The Gemara in Masechet Shabbat (p. 39) states that “Bishul B’Hama”-cooking using the direct rays of the sun is permitted on Shabbat. For example, one may heat a glass of water by placing it outside in the sun. The Menuhat Ahaba (Rabbi Moshe Halevi, Israel, 1961-2001) even allows using a magnifying glass to concentrate the sunlight on the water, even if it brings the water to the boiling point. However, it is prohibited to use the magnifying glass to make a fire and then cook with that fire.
Rashi explains that there is neither a Torah nor Rabbinic violation involved in cooking in the sun, since that is not the normal way of cooking. Rav Moshe Feinstein (Russia – New York, 1895-1986) in his Iggerot Moshe (3:52) understands Rashi that any type of cooking which is not the normal method was never prohibited by the Rabbis, but if a method other than fire becomes the norm, it may be even be prohibited from the Torah. According to this approach, cooking in a microwave may be prohibited form the Torah. Even though it is not cooking with fire, since it has become accepted practice, the exemption no longer exists.
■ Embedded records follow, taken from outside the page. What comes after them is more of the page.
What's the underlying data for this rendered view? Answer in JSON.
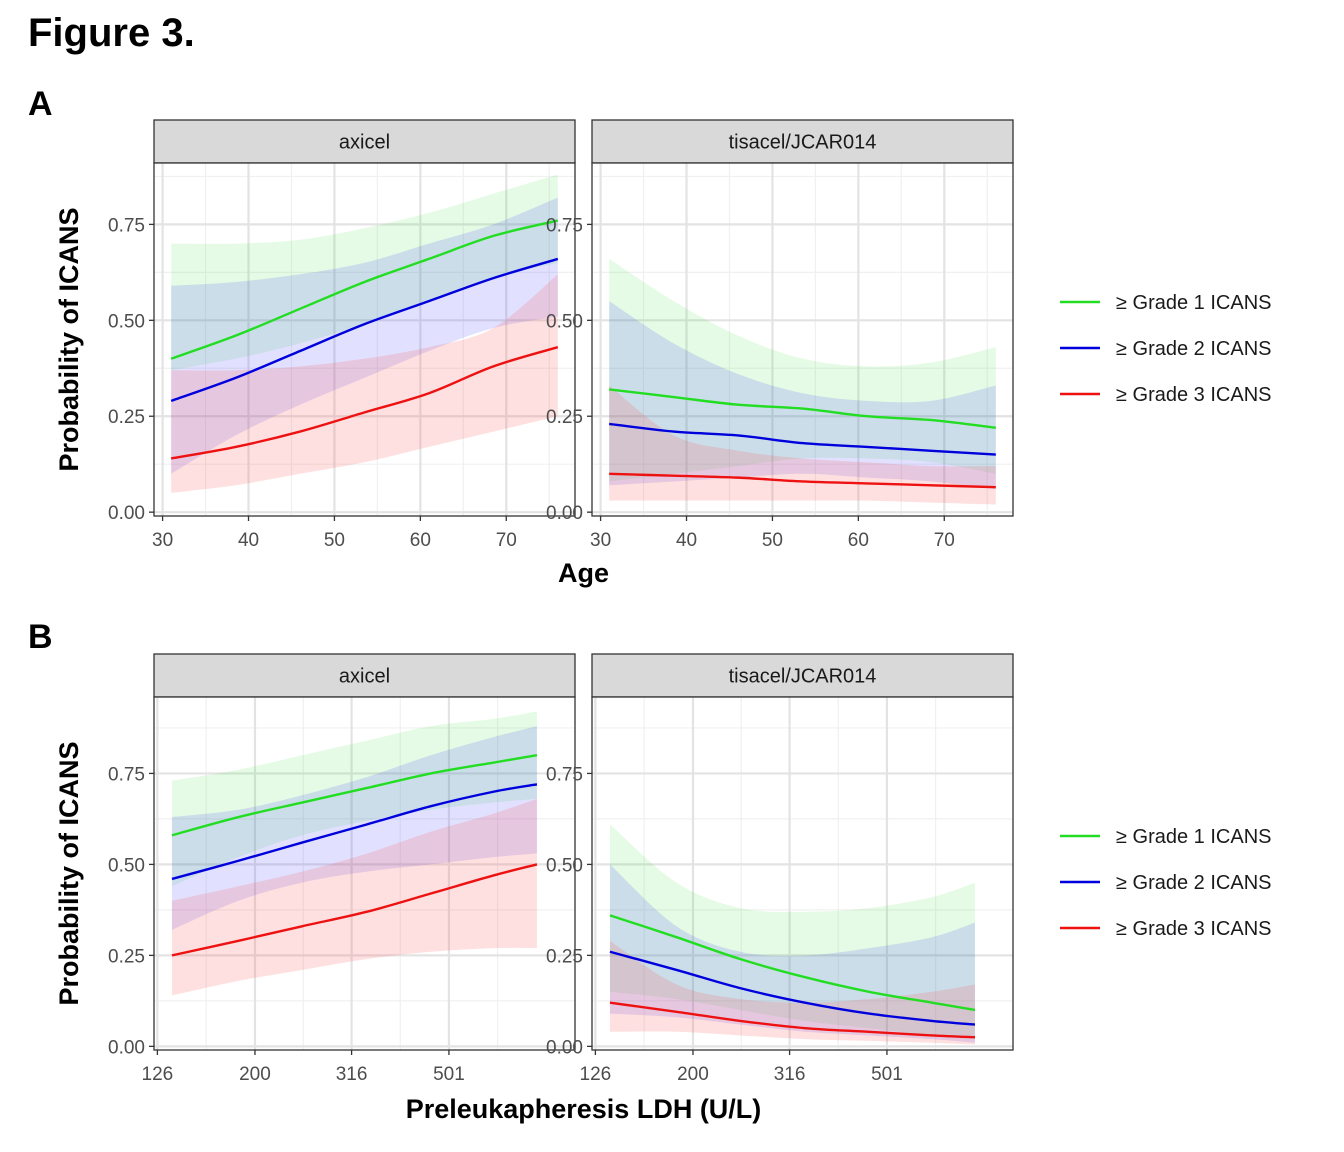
{
  "figure_title": "Figure 3.",
  "colors": {
    "grade1": "#22dd22",
    "grade2": "#0000dd",
    "grade3": "#ee1111",
    "ribbon_grade1": "#33dd33",
    "ribbon_grade2": "#3333ff",
    "ribbon_grade3": "#ff5555",
    "strip_fill": "#d9d9d9"
  },
  "chart_data": [
    {
      "type": "line",
      "panel_label": "A",
      "xlabel": "Age",
      "ylabel": "Probability of ICANS",
      "x_scale": "linear",
      "xlim": [
        29,
        78
      ],
      "ylim": [
        -0.01,
        0.91
      ],
      "x_ticks": [
        30,
        40,
        50,
        60,
        70
      ],
      "x_tick_labels": [
        "30",
        "40",
        "50",
        "60",
        "70"
      ],
      "y_ticks": [
        0,
        0.25,
        0.5,
        0.75
      ],
      "y_tick_labels": [
        "0.00",
        "0.25",
        "0.50",
        "0.75"
      ],
      "grid": true,
      "legend_position": "right",
      "legend": [
        "≥ Grade 1 ICANS",
        "≥ Grade 2 ICANS",
        "≥ Grade 3 ICANS"
      ],
      "facets": [
        {
          "label": "axicel",
          "x": [
            31,
            38.5,
            46,
            53.5,
            61,
            68.5,
            76
          ],
          "series": [
            {
              "name": "≥ Grade 1 ICANS",
              "values": [
                0.4,
                0.46,
                0.53,
                0.6,
                0.66,
                0.72,
                0.76
              ],
              "lower": [
                0.37,
                0.4,
                0.44,
                0.49,
                0.55,
                0.61,
                0.65
              ],
              "upper": [
                0.7,
                0.7,
                0.71,
                0.74,
                0.78,
                0.83,
                0.88
              ]
            },
            {
              "name": "≥ Grade 2 ICANS",
              "values": [
                0.29,
                0.35,
                0.42,
                0.49,
                0.55,
                0.61,
                0.66
              ],
              "lower": [
                0.1,
                0.2,
                0.28,
                0.35,
                0.42,
                0.48,
                0.51
              ],
              "upper": [
                0.59,
                0.6,
                0.62,
                0.65,
                0.7,
                0.75,
                0.82
              ]
            },
            {
              "name": "≥ Grade 3 ICANS",
              "values": [
                0.14,
                0.17,
                0.21,
                0.26,
                0.31,
                0.38,
                0.43
              ],
              "lower": [
                0.05,
                0.07,
                0.1,
                0.13,
                0.17,
                0.21,
                0.25
              ],
              "upper": [
                0.37,
                0.37,
                0.38,
                0.4,
                0.43,
                0.48,
                0.62
              ]
            }
          ]
        },
        {
          "label": "tisacel/JCAR014",
          "x": [
            31,
            38.5,
            46,
            53.5,
            61,
            68.5,
            76
          ],
          "series": [
            {
              "name": "≥ Grade 1 ICANS",
              "values": [
                0.32,
                0.3,
                0.28,
                0.27,
                0.25,
                0.24,
                0.22
              ],
              "lower": [
                0.08,
                0.1,
                0.12,
                0.14,
                0.14,
                0.13,
                0.1
              ],
              "upper": [
                0.66,
                0.55,
                0.46,
                0.4,
                0.38,
                0.39,
                0.43
              ]
            },
            {
              "name": "≥ Grade 2 ICANS",
              "values": [
                0.23,
                0.21,
                0.2,
                0.18,
                0.17,
                0.16,
                0.15
              ],
              "lower": [
                0.07,
                0.08,
                0.09,
                0.1,
                0.09,
                0.08,
                0.06
              ],
              "upper": [
                0.55,
                0.44,
                0.36,
                0.31,
                0.29,
                0.29,
                0.33
              ]
            },
            {
              "name": "≥ Grade 3 ICANS",
              "values": [
                0.1,
                0.095,
                0.09,
                0.08,
                0.075,
                0.07,
                0.065
              ],
              "lower": [
                0.03,
                0.03,
                0.03,
                0.03,
                0.03,
                0.025,
                0.02
              ],
              "upper": [
                0.33,
                0.2,
                0.16,
                0.14,
                0.13,
                0.12,
                0.12
              ]
            }
          ]
        }
      ]
    },
    {
      "type": "line",
      "panel_label": "B",
      "xlabel": "Preleukapheresis LDH (U/L)",
      "ylabel": "Probability of ICANS",
      "x_scale": "log",
      "xlim": [
        124,
        910
      ],
      "ylim": [
        -0.01,
        0.96
      ],
      "x_ticks": [
        126,
        200,
        316,
        501
      ],
      "x_tick_labels": [
        "126",
        "200",
        "316",
        "501"
      ],
      "y_ticks": [
        0,
        0.25,
        0.5,
        0.75
      ],
      "y_tick_labels": [
        "0.00",
        "0.25",
        "0.50",
        "0.75"
      ],
      "grid": true,
      "legend_position": "right",
      "legend": [
        "≥ Grade 1 ICANS",
        "≥ Grade 2 ICANS",
        "≥ Grade 3 ICANS"
      ],
      "facets": [
        {
          "label": "axicel",
          "x": [
            135,
            185,
            250,
            340,
            460,
            620,
            760
          ],
          "series": [
            {
              "name": "≥ Grade 1 ICANS",
              "values": [
                0.58,
                0.63,
                0.67,
                0.71,
                0.75,
                0.78,
                0.8
              ],
              "lower": [
                0.44,
                0.52,
                0.58,
                0.62,
                0.65,
                0.67,
                0.68
              ],
              "upper": [
                0.73,
                0.76,
                0.8,
                0.84,
                0.88,
                0.9,
                0.92
              ]
            },
            {
              "name": "≥ Grade 2 ICANS",
              "values": [
                0.46,
                0.51,
                0.56,
                0.61,
                0.66,
                0.7,
                0.72
              ],
              "lower": [
                0.32,
                0.4,
                0.45,
                0.48,
                0.5,
                0.52,
                0.53
              ],
              "upper": [
                0.63,
                0.65,
                0.69,
                0.74,
                0.8,
                0.85,
                0.88
              ]
            },
            {
              "name": "≥ Grade 3 ICANS",
              "values": [
                0.25,
                0.29,
                0.33,
                0.37,
                0.42,
                0.47,
                0.5
              ],
              "lower": [
                0.14,
                0.18,
                0.21,
                0.24,
                0.26,
                0.27,
                0.27
              ],
              "upper": [
                0.4,
                0.44,
                0.48,
                0.53,
                0.59,
                0.64,
                0.68
              ]
            }
          ]
        },
        {
          "label": "tisacel/JCAR014",
          "x": [
            135,
            185,
            250,
            340,
            460,
            620,
            760
          ],
          "series": [
            {
              "name": "≥ Grade 1 ICANS",
              "values": [
                0.36,
                0.3,
                0.24,
                0.19,
                0.15,
                0.12,
                0.1
              ],
              "lower": [
                0.15,
                0.13,
                0.1,
                0.07,
                0.05,
                0.03,
                0.02
              ],
              "upper": [
                0.61,
                0.45,
                0.38,
                0.37,
                0.38,
                0.41,
                0.45
              ]
            },
            {
              "name": "≥ Grade 2 ICANS",
              "values": [
                0.26,
                0.21,
                0.16,
                0.12,
                0.09,
                0.07,
                0.06
              ],
              "lower": [
                0.09,
                0.08,
                0.06,
                0.04,
                0.03,
                0.02,
                0.01
              ],
              "upper": [
                0.5,
                0.33,
                0.26,
                0.25,
                0.27,
                0.3,
                0.34
              ]
            },
            {
              "name": "≥ Grade 3 ICANS",
              "values": [
                0.12,
                0.095,
                0.07,
                0.05,
                0.04,
                0.03,
                0.025
              ],
              "lower": [
                0.04,
                0.04,
                0.03,
                0.02,
                0.015,
                0.01,
                0.005
              ],
              "upper": [
                0.29,
                0.17,
                0.13,
                0.12,
                0.13,
                0.15,
                0.17
              ]
            }
          ]
        }
      ]
    }
  ]
}
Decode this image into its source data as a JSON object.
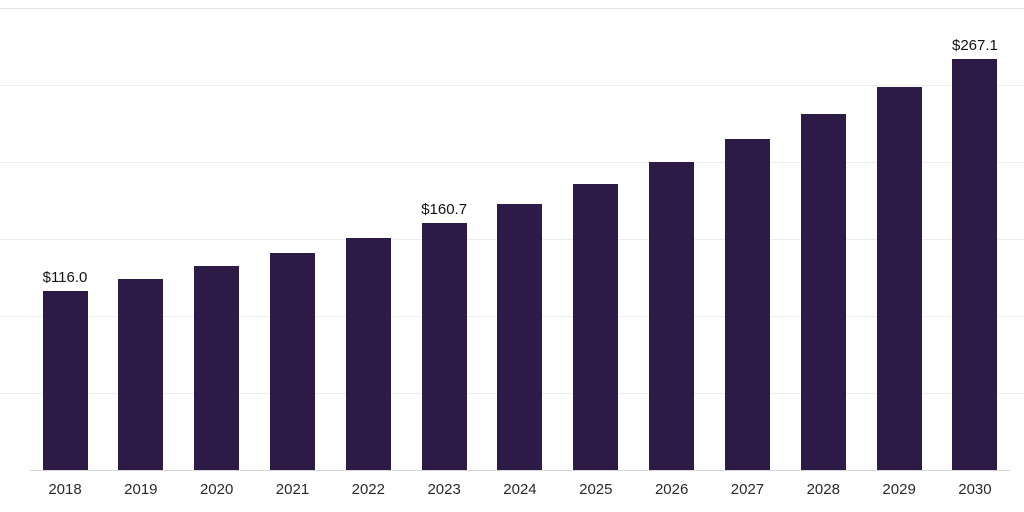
{
  "chart_data": {
    "type": "bar",
    "categories": [
      "2018",
      "2019",
      "2020",
      "2021",
      "2022",
      "2023",
      "2024",
      "2025",
      "2026",
      "2027",
      "2028",
      "2029",
      "2030"
    ],
    "values": [
      116.0,
      123.8,
      132.2,
      141.1,
      150.6,
      160.7,
      172.8,
      185.8,
      199.8,
      214.9,
      231.0,
      248.4,
      267.1
    ],
    "data_labels": {
      "2018": "$116.0",
      "2023": "$160.7",
      "2030": "$267.1"
    },
    "title": "",
    "xlabel": "",
    "ylabel": "",
    "ylim": [
      0,
      300
    ],
    "gridline_step": 50,
    "grid": "horizontal-faint",
    "legend": "none",
    "colors": {
      "bar": "#2e1a47",
      "value_label": "#111111",
      "tick_label": "#2a2a2a",
      "gridline": "#ededed",
      "top_gridline": "#e2e2e2",
      "axis_line": "#d6d6d6",
      "background": "#ffffff"
    }
  }
}
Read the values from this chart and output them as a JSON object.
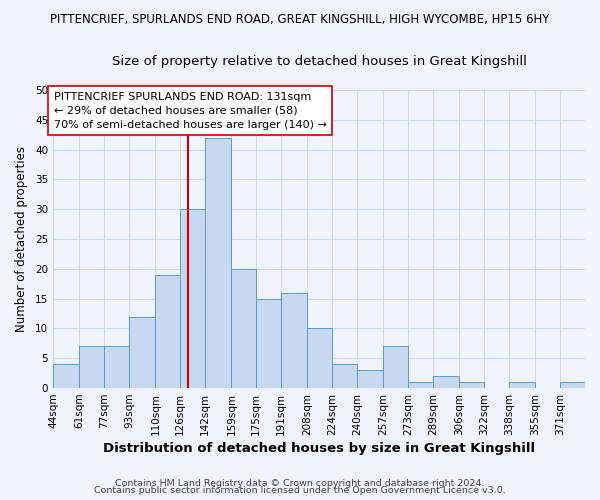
{
  "title_line1": "PITTENCRIEF, SPURLANDS END ROAD, GREAT KINGSHILL, HIGH WYCOMBE, HP15 6HY",
  "title_line2": "Size of property relative to detached houses in Great Kingshill",
  "xlabel": "Distribution of detached houses by size in Great Kingshill",
  "ylabel": "Number of detached properties",
  "bin_labels": [
    "44sqm",
    "61sqm",
    "77sqm",
    "93sqm",
    "110sqm",
    "126sqm",
    "142sqm",
    "159sqm",
    "175sqm",
    "191sqm",
    "208sqm",
    "224sqm",
    "240sqm",
    "257sqm",
    "273sqm",
    "289sqm",
    "306sqm",
    "322sqm",
    "338sqm",
    "355sqm",
    "371sqm"
  ],
  "bin_edges": [
    44,
    61,
    77,
    93,
    110,
    126,
    142,
    159,
    175,
    191,
    208,
    224,
    240,
    257,
    273,
    289,
    306,
    322,
    338,
    355,
    371,
    387
  ],
  "counts": [
    4,
    7,
    7,
    12,
    19,
    30,
    42,
    20,
    15,
    16,
    10,
    4,
    3,
    7,
    1,
    2,
    1,
    0,
    1,
    0,
    1
  ],
  "bar_color": "#c6d9f1",
  "bar_edge_color": "#5b9bd5",
  "vline_x": 131,
  "vline_color": "#cc0000",
  "annotation_text": "PITTENCRIEF SPURLANDS END ROAD: 131sqm\n← 29% of detached houses are smaller (58)\n70% of semi-detached houses are larger (140) →",
  "annotation_box_color": "white",
  "annotation_box_edge": "#cc0000",
  "ylim": [
    0,
    50
  ],
  "yticks": [
    0,
    5,
    10,
    15,
    20,
    25,
    30,
    35,
    40,
    45,
    50
  ],
  "footer_line1": "Contains HM Land Registry data © Crown copyright and database right 2024.",
  "footer_line2": "Contains public sector information licensed under the Open Government Licence v3.0.",
  "bg_color": "#f0f4ff",
  "grid_color": "#ccd8ec",
  "title1_fontsize": 8.5,
  "title2_fontsize": 9.5,
  "xlabel_fontsize": 9.5,
  "ylabel_fontsize": 8.5,
  "annotation_fontsize": 8.0,
  "footer_fontsize": 6.8,
  "tick_fontsize": 7.5
}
It should be noted that the Egleh Tal ( R. Avraham Borenstein, Poland, 1838-1910, Melechet HaOfeh 44) understands Rashi in a different way. Hacham Ovadia (Hazon Ovadia Vol. 4 p. 402) argues that cooking with a microwave is fundamentally different then cooking with fire, and therefore, although it is the norm, it is not prohibited by Torah law, only by Rabbinic law.
No authority holds that it is permitted to cook with a microwave on Shabbat. They merely disagree as to the level of the prohibition. The Mishna Berura Tiferet (318:52) cites Rav Shlomo Zalman Auerbach (Jerusalem, 1910-1995) that if the prohibition is only M’drabanan, then microwaves would be the preferred method for cooking in the event that a sick person needs cooked food.
It is permitted to heat food and water directly in the sunlight or with a magnifying glass.
In the even that a sick person requires cooked food on Shabbat, it is preferable to use a microwave rather than a conventional oven.